Explainable Multi-Agent Reinforcement Learning for Temporal Queries

Authors: Kayla Boggess, Sarit Kraus, Lu Feng

IJCAI 2023 | Conference PDF | Archive PDF | Plain Text | LLM Run Details

Reproducibility Variable Result LLM Response
Research Type Experimental We have successfully applied the proposed approach to four benchmark MARL domains (up to 9 agents in one domain). Moreover, the results of a user study show that the generated explanations significantly improve user performance and satisfaction.
Researcher Affiliation Academia Kayla Boggess1 , Sarit Kraus2 and Lu Feng1 1University of Virginia 2Bar-Ilan University {kjb5we, lu.feng}@virginia.edu, sarit@cs.biu.ac.il
Pseudocode Yes Algorithm 1 Checking the feasibility of a user query, Algorithm 2 Guided rollout, Algorithm 3 Generating reconciliation explanations
Open Source Code Yes Code available at github.com/kjboggess/ijcai23
Open Datasets Yes (1) Search and Rescue (SR), (2) Level-Based Foraging (LBF) [Papoudakis et al., 2021], (3) Multi-Robot Warehouse (RWARE) [Papoudakis et al., 2021], (4) Pressure Plate (PLATE) [Mc Inroe and Christianos, 2022]

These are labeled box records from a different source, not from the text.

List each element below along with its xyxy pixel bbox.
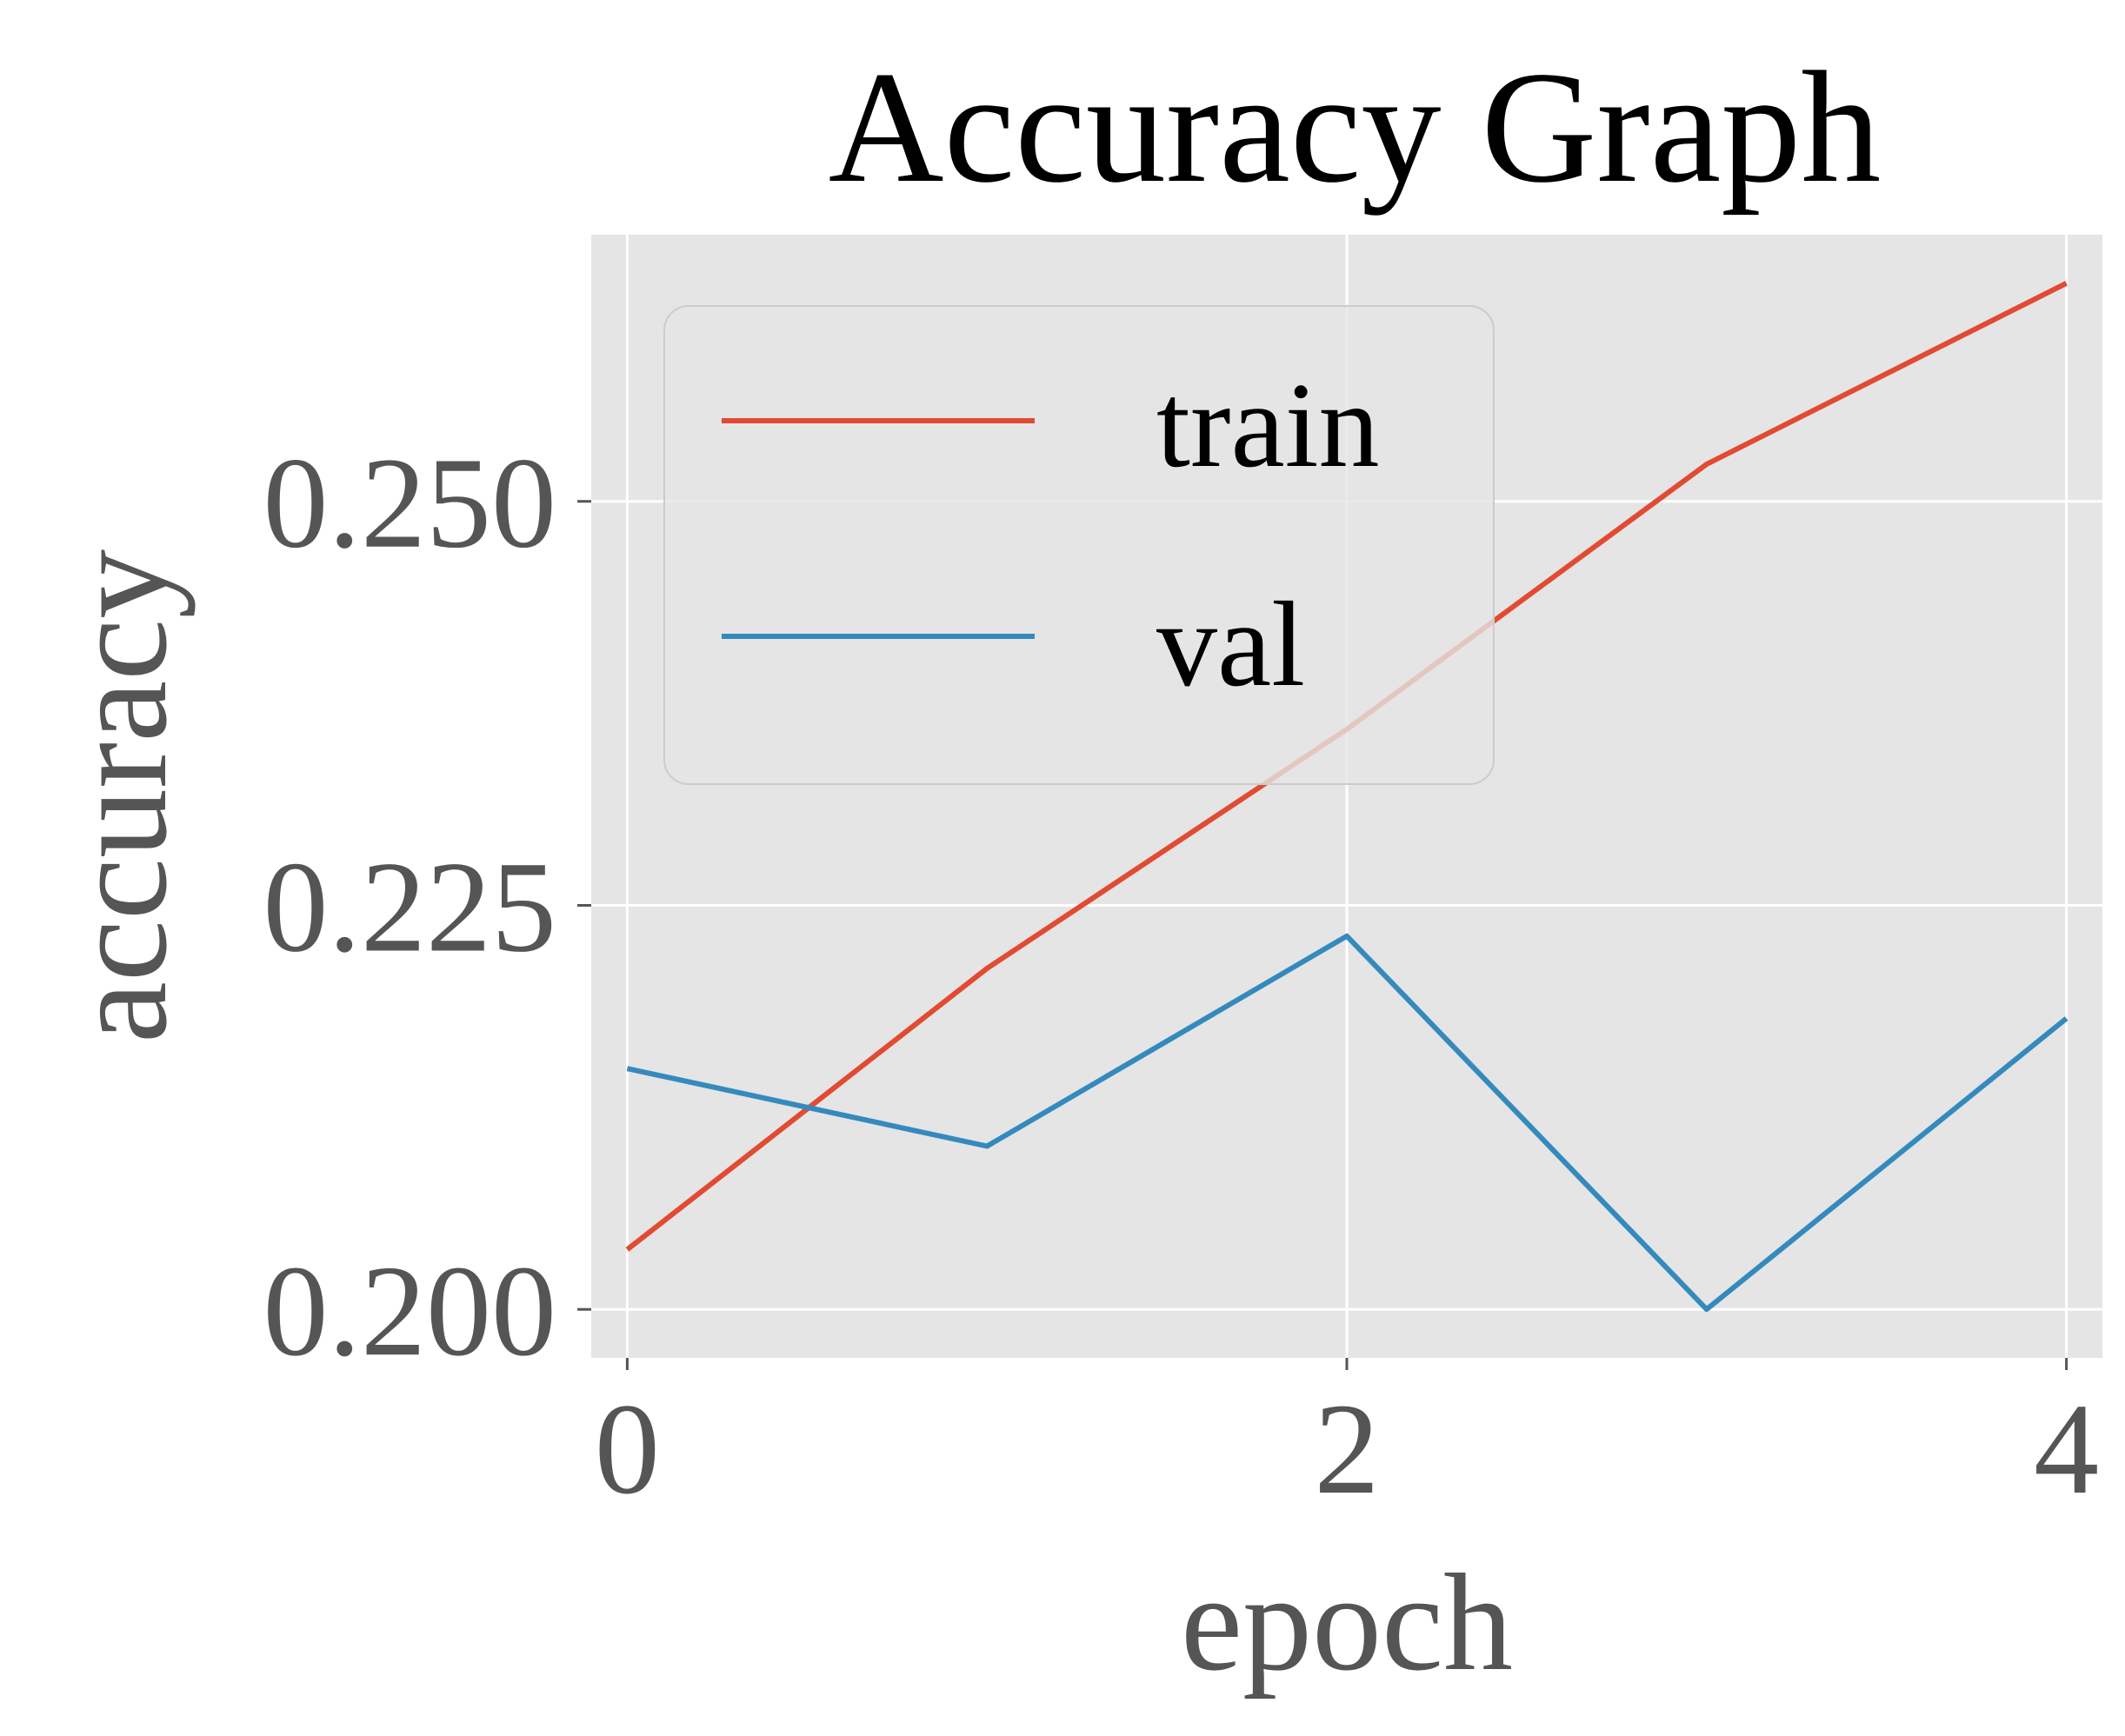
legend-label-val: val: [1156, 577, 1305, 712]
x-tick-label: 2: [1315, 1377, 1380, 1521]
legend-label-train: train: [1156, 358, 1380, 493]
y-tick-label: 0.225: [263, 835, 557, 979]
x-axis-label: epoch: [1181, 1545, 1513, 1699]
chart-title: Accuracy Graph: [829, 38, 1882, 216]
legend-box: [663, 305, 1495, 785]
y-tick-label: 0.250: [263, 431, 557, 575]
y-axis-label: accuracy: [41, 549, 196, 1043]
series-line-val: [626, 933, 2068, 1313]
x-tick-label: 0: [595, 1377, 660, 1521]
x-tick-label: 4: [2034, 1377, 2099, 1521]
legend: train val: [663, 305, 1495, 785]
y-tick-label: 0.200: [263, 1239, 557, 1383]
axis-ticks: 0 2 4 0.200 0.225 0.250: [263, 431, 2100, 1521]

Dataset Splits No The paper mentions 'All models were trained and evaluated until converging to the expected reward, or up to 10,000 steps, whichever occurred first' but does not specify explicit train/validation/test splits.

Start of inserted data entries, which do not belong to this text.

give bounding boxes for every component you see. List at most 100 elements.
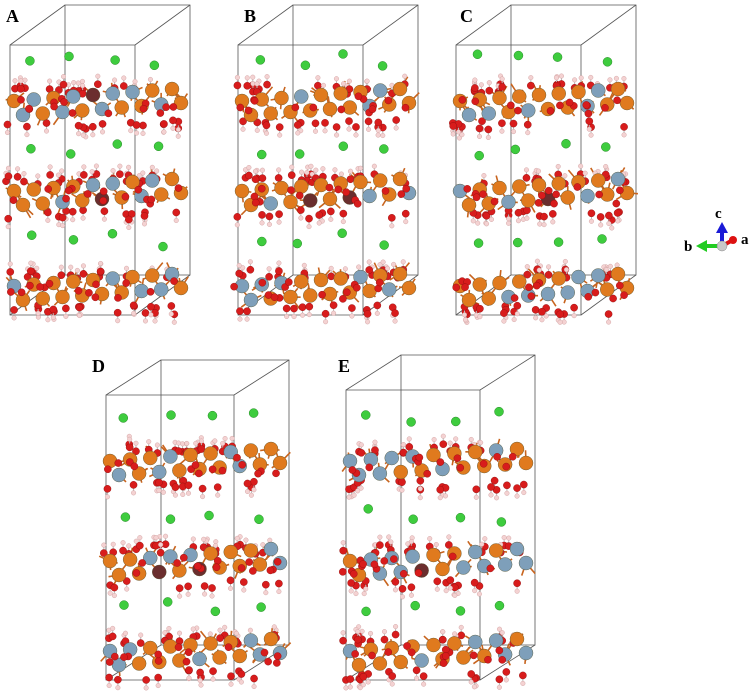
h-atom (578, 163, 584, 169)
metal-atom (456, 560, 471, 575)
metal-atom (131, 656, 147, 671)
o-atom (262, 121, 271, 130)
h-atom (24, 132, 30, 138)
h-atom (300, 312, 306, 318)
h-atom (427, 536, 433, 542)
hydroxide-layer (102, 433, 291, 500)
o-atom (357, 449, 366, 457)
h-atom (304, 170, 310, 176)
h-atom (453, 436, 459, 442)
o-atom (262, 580, 270, 589)
h-atom (107, 590, 113, 596)
o-atom (198, 484, 207, 493)
o-atom (538, 307, 546, 316)
h-atom (207, 631, 213, 637)
h-atom (133, 538, 139, 544)
h-atom (499, 128, 505, 134)
h-atom (5, 165, 11, 171)
cl-atom (363, 504, 373, 514)
h-atom (313, 167, 319, 173)
h-atom (360, 682, 366, 688)
cl-atom (119, 600, 129, 610)
h-atom (363, 586, 369, 592)
h-atom (138, 632, 144, 638)
h-atom (334, 132, 340, 138)
cl-atom (360, 410, 371, 420)
o-atom (573, 183, 582, 191)
o-atom (339, 568, 347, 576)
o-atom (370, 560, 379, 569)
metal-atom (163, 449, 178, 464)
o-atom (80, 171, 88, 179)
o-atom (514, 208, 523, 217)
o-atom (125, 443, 134, 452)
cl-atom (256, 149, 267, 160)
metal-atom (111, 467, 127, 483)
cl-atom (153, 141, 164, 152)
cl-atom (379, 144, 389, 154)
h-atom (80, 215, 86, 221)
metal-atom (342, 453, 358, 469)
h-atom (346, 494, 352, 500)
cl-atom (255, 55, 266, 65)
h-atom (349, 313, 355, 319)
metal-atom (461, 107, 477, 123)
metal-atom (492, 90, 507, 106)
h-atom (106, 683, 112, 689)
h-atom (47, 78, 53, 84)
h-atom (499, 76, 505, 82)
o-atom (100, 207, 109, 215)
h-atom (175, 133, 181, 139)
h-atom (342, 266, 348, 272)
o-atom (403, 642, 411, 650)
h-atom (353, 591, 359, 597)
o-atom (92, 280, 100, 289)
o-atom (334, 185, 343, 194)
h-atom (71, 80, 77, 86)
o-atom (96, 267, 105, 276)
o-atom (75, 303, 84, 312)
metal-atom (512, 179, 527, 194)
o-atom (258, 211, 266, 219)
h-atom (486, 80, 492, 86)
cell-edge (580, 4, 637, 46)
h-atom (173, 217, 179, 223)
o-atom (509, 119, 518, 128)
o-atom (604, 310, 613, 318)
cl-atom (602, 57, 613, 67)
h-atom (458, 624, 464, 630)
cl-atom (338, 49, 348, 59)
o-atom (345, 117, 353, 125)
metal-atom (488, 543, 504, 558)
o-atom (295, 191, 304, 200)
metal-atom (481, 106, 496, 121)
h-atom (351, 492, 357, 498)
o-atom (525, 283, 533, 292)
origin (716, 240, 728, 252)
o-atom (534, 199, 543, 207)
metal-atom (461, 197, 477, 213)
h-atom (541, 222, 547, 228)
o-atom (438, 635, 447, 644)
cl-atom (474, 150, 484, 161)
cl-atom (513, 50, 524, 61)
h-atom (315, 75, 321, 81)
o-atom (218, 466, 227, 475)
h-atom (606, 221, 612, 227)
metal-atom (154, 282, 169, 297)
cl-atom (496, 517, 507, 527)
metal-atom (551, 86, 566, 101)
metal-atom (26, 182, 41, 197)
h-atom (621, 132, 627, 138)
b-axis-head (696, 240, 707, 252)
o-atom (479, 190, 487, 199)
h-atom (578, 75, 584, 81)
h-atom (322, 128, 328, 134)
h-atom (244, 75, 250, 81)
o-atom (381, 187, 390, 195)
o-atom (224, 643, 233, 651)
h-atom (250, 74, 256, 80)
o-atom (45, 279, 54, 288)
o-atom (147, 195, 156, 204)
o-atom (503, 481, 511, 490)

Hardware Specification Yes The experiments were run on a machine with 2.1 GHz Intel CPU, 132 GB of memory, and Cent OS 7 operating system.

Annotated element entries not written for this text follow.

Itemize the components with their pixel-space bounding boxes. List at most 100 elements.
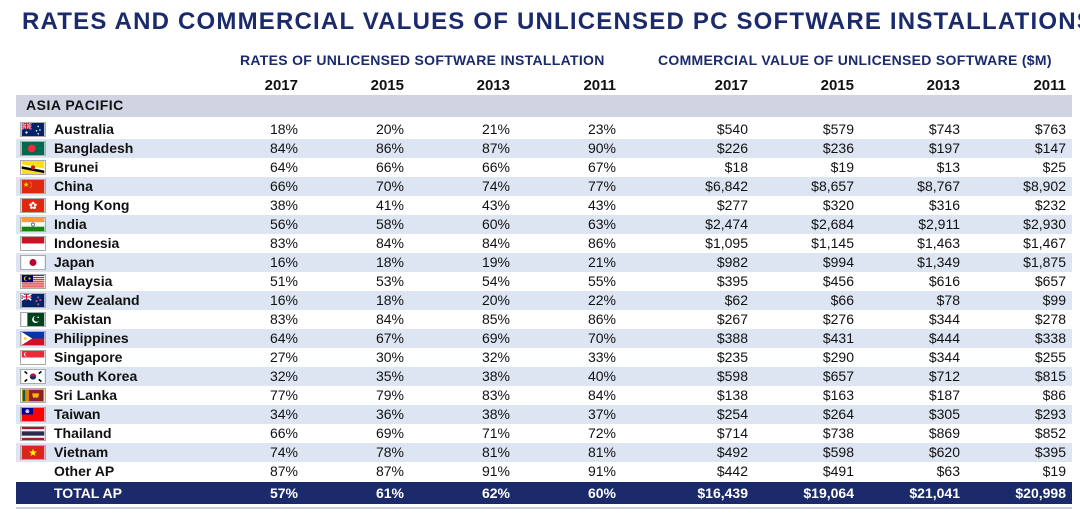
country-name: Australia: [54, 121, 114, 137]
value-cell: $344: [928, 311, 960, 327]
rate-cell: 64%: [269, 159, 298, 175]
rate-cell: 38%: [269, 197, 298, 213]
rate-cell: 51%: [269, 273, 298, 289]
rate-cell: 43%: [481, 197, 510, 213]
table-row: Other AP 87% 87% 91% 91% $442 $491 $63 $19: [16, 462, 1072, 481]
total-row: TOTAL AP 57% 61% 62% 60% $16,439 $19,064…: [16, 482, 1072, 504]
rate-cell: 56%: [269, 216, 298, 232]
value-cell: $290: [822, 349, 854, 365]
rate-cell: 79%: [375, 387, 404, 403]
rate-cell: 87%: [269, 463, 298, 479]
table-row: New Zealand 16% 18% 20% 22% $62 $66 $78 $99: [16, 291, 1072, 310]
value-cell: $305: [928, 406, 960, 422]
value-cell: $320: [822, 197, 854, 213]
country-name: Hong Kong: [54, 197, 130, 213]
value-cell: $492: [716, 444, 748, 460]
value-cell: $264: [822, 406, 854, 422]
value-cell: $8,902: [1023, 178, 1066, 194]
total-cell: 60%: [587, 485, 616, 501]
country-name: India: [54, 216, 87, 232]
hong-kong-flag-icon: [20, 198, 46, 213]
table-row: China 66% 70% 74% 77% $6,842 $8,657 $8,767 $8,90…: [16, 177, 1072, 196]
value-cell: $395: [1034, 444, 1066, 460]
value-cell: $66: [830, 292, 854, 308]
philippines-flag-icon: [20, 331, 46, 346]
value-cell: $620: [928, 444, 960, 460]
value-cell: $163: [822, 387, 854, 403]
rate-cell: 54%: [481, 273, 510, 289]
table-row: Philippines 64% 67% 69% 70% $388 $431 $444 $338: [16, 329, 1072, 348]
rate-cell: 43%: [587, 197, 616, 213]
value-cell: $344: [928, 349, 960, 365]
country-name: Taiwan: [54, 406, 101, 422]
table-row: Bangladesh 84% 86% 87% 90% $226 $236 $197 $147: [16, 139, 1072, 158]
new-zealand-flag-icon: [20, 293, 46, 308]
rate-cell: 21%: [587, 254, 616, 270]
rate-cell: 81%: [481, 444, 510, 460]
value-cell: $19: [1042, 463, 1066, 479]
value-cell: $2,684: [811, 216, 854, 232]
value-cell: $86: [1042, 387, 1066, 403]
value-cell: $1,145: [811, 235, 854, 251]
rate-cell: 23%: [587, 121, 616, 137]
sri-lanka-flag-icon: [20, 388, 46, 403]
value-cell: $444: [928, 330, 960, 346]
country-name: Singapore: [54, 349, 123, 365]
value-cell: $1,095: [705, 235, 748, 251]
value-cell: $138: [716, 387, 748, 403]
taiwan-flag-icon: [20, 407, 46, 422]
value-cell: $338: [1034, 330, 1066, 346]
total-cell: $20,998: [1015, 485, 1066, 501]
value-cell: $267: [716, 311, 748, 327]
value-cell: $235: [716, 349, 748, 365]
value-cell: $598: [716, 368, 748, 384]
rate-cell: 71%: [481, 425, 510, 441]
rate-cell: 22%: [587, 292, 616, 308]
rate-cell: 70%: [375, 178, 404, 194]
value-cell: $2,474: [705, 216, 748, 232]
rate-cell: 70%: [587, 330, 616, 346]
south-korea-flag-icon: [20, 369, 46, 384]
year-header: 2015: [370, 77, 404, 94]
rate-cell: 86%: [375, 140, 404, 156]
table-row: Sri Lanka 77% 79% 83% 84% $138 $163 $187 $86: [16, 386, 1072, 405]
country-name: Indonesia: [54, 235, 120, 251]
rate-cell: 18%: [269, 121, 298, 137]
rate-cell: 78%: [375, 444, 404, 460]
rate-cell: 53%: [375, 273, 404, 289]
rate-cell: 40%: [587, 368, 616, 384]
total-cell: $19,064: [803, 485, 854, 501]
value-cell: $994: [822, 254, 854, 270]
value-cell: $236: [822, 140, 854, 156]
rate-cell: 85%: [481, 311, 510, 327]
value-cell: $540: [716, 121, 748, 137]
value-cell: $18: [724, 159, 748, 175]
value-cell: $712: [928, 368, 960, 384]
value-cell: $187: [928, 387, 960, 403]
indonesia-flag-icon: [20, 236, 46, 251]
rate-cell: 83%: [481, 387, 510, 403]
rate-cell: 91%: [481, 463, 510, 479]
rate-cell: 86%: [587, 311, 616, 327]
thailand-flag-icon: [20, 426, 46, 441]
year-header: 2017: [714, 77, 748, 94]
rate-cell: 83%: [269, 235, 298, 251]
rate-cell: 91%: [587, 463, 616, 479]
country-name: New Zealand: [54, 292, 140, 308]
singapore-flag-icon: [20, 350, 46, 365]
table-row: Hong Kong 38% 41% 43% 43% $277 $320 $316 $232: [16, 196, 1072, 215]
table-row: South Korea 32% 35% 38% 40% $598 $657 $712 $815: [16, 367, 1072, 386]
rate-cell: 38%: [481, 368, 510, 384]
table-row: Indonesia 83% 84% 84% 86% $1,095 $1,145 $1,463 $…: [16, 234, 1072, 253]
rate-cell: 33%: [587, 349, 616, 365]
japan-flag-icon: [20, 255, 46, 270]
value-cell: $278: [1034, 311, 1066, 327]
rate-cell: 72%: [587, 425, 616, 441]
value-cell: $2,930: [1023, 216, 1066, 232]
country-name: Japan: [54, 254, 95, 270]
rate-cell: 84%: [375, 311, 404, 327]
rate-cell: 87%: [481, 140, 510, 156]
rate-cell: 74%: [269, 444, 298, 460]
value-cell: $8,767: [917, 178, 960, 194]
value-cell: $431: [822, 330, 854, 346]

Software Dependencies No Our prototype implementation used the Shared Experience Actor-Critic [Christianos et al., 2020] for MARL policy training and evaluation. The PRISM probabilistic model checker [Kwiatkowska et al., 2011] was applied for checking the feasibility of user queries. Specific version numbers for these software components are not provided.
Experiment Setup Yes We set the guided rollout parameters as Rollout Num = 10 and Depth Limit = 50.